Ma proprio per questo, proprio perché oggi per diversi aspetti la contesa si profila molto più incerta, occorre calibrare bene la strategia di risposta. Sarebbe sbagliato, oltre che molto pericoloso, pensare di poter vincere la sfida con il capitalismo autoritario solo sul piano muscolare. Proprio su questo, invece, conviene trarre qualche buon insegnamento dalla storia che abbiamo alle spalle, cioè dalla Guerra fredda.
Che fu certo anche calda, in diversi contesti, in Asia come in Africa e in America Latina, combattuta anche in modo sporco, sia da parte del blocco sovietico che da parte occidentale. Ma la Guerra fredda fu vinta, alla fine, senza passare per un vero conflitto armato su larga scala, perché i paesi (e i cittadini) del blocco sovietico vennero dalla nostra parte. Perché il nostro modello, grazie al compromesso social-democratico e alle capacità di crescita e di inclusione delle liberal-democrazie rinvigorite dal welfare state, si dimostrò più attrattivo del «socialismo reale».
Meglio in grado di soddisfare le sue promesse: benessere diffuso, libertà, diritti. Da notare che negli ultimi decenni proprio questa capacità è stata pesantemente compromessa, in sintesi per le conseguenze delle politiche neo-liberali che hanno ricominciato ad allargare la forbice delle disuguaglianze dentro i paesi occidentali; indebolendo così anche la tenuta democratica, aprendo la strada alla fascinazione autoritaria, all’irruzione di forze illiberali perfino nel campo occidentale, nel nostro stesso campo.

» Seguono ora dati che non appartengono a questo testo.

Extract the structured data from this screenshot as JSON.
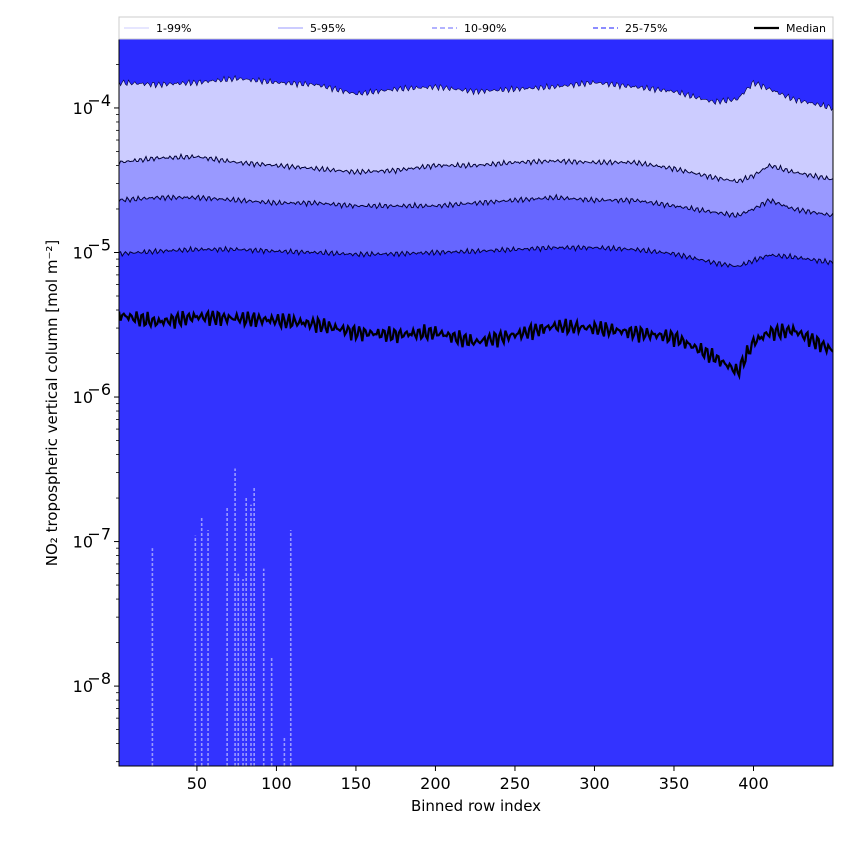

Se vogliamo vincere la competizione geo-politica con la Cina e con la Russia, innanzitutto dobbiamo pensare a come rendere, oggi, le nostre democrazie e società più coerenti, con le loro premesse ideali, e quindi più «attrattive». A come mettere in campo politiche efficaci che siano in grado di ridurre le disuguaglianze, a come fronteggiare la crisi ambientale e governare lo sviluppo tecnologico in direzione dei diritti dell’uomo, mantenendo la capacità di innovare e creare benessere. Come ai tempi della Guerra fredda, dobbiamo innanzitutto convincere chi vive nei regimi del capitalismo autoritario che il nostro sistema risulta, a tutti gli effetti, preferibile al loro.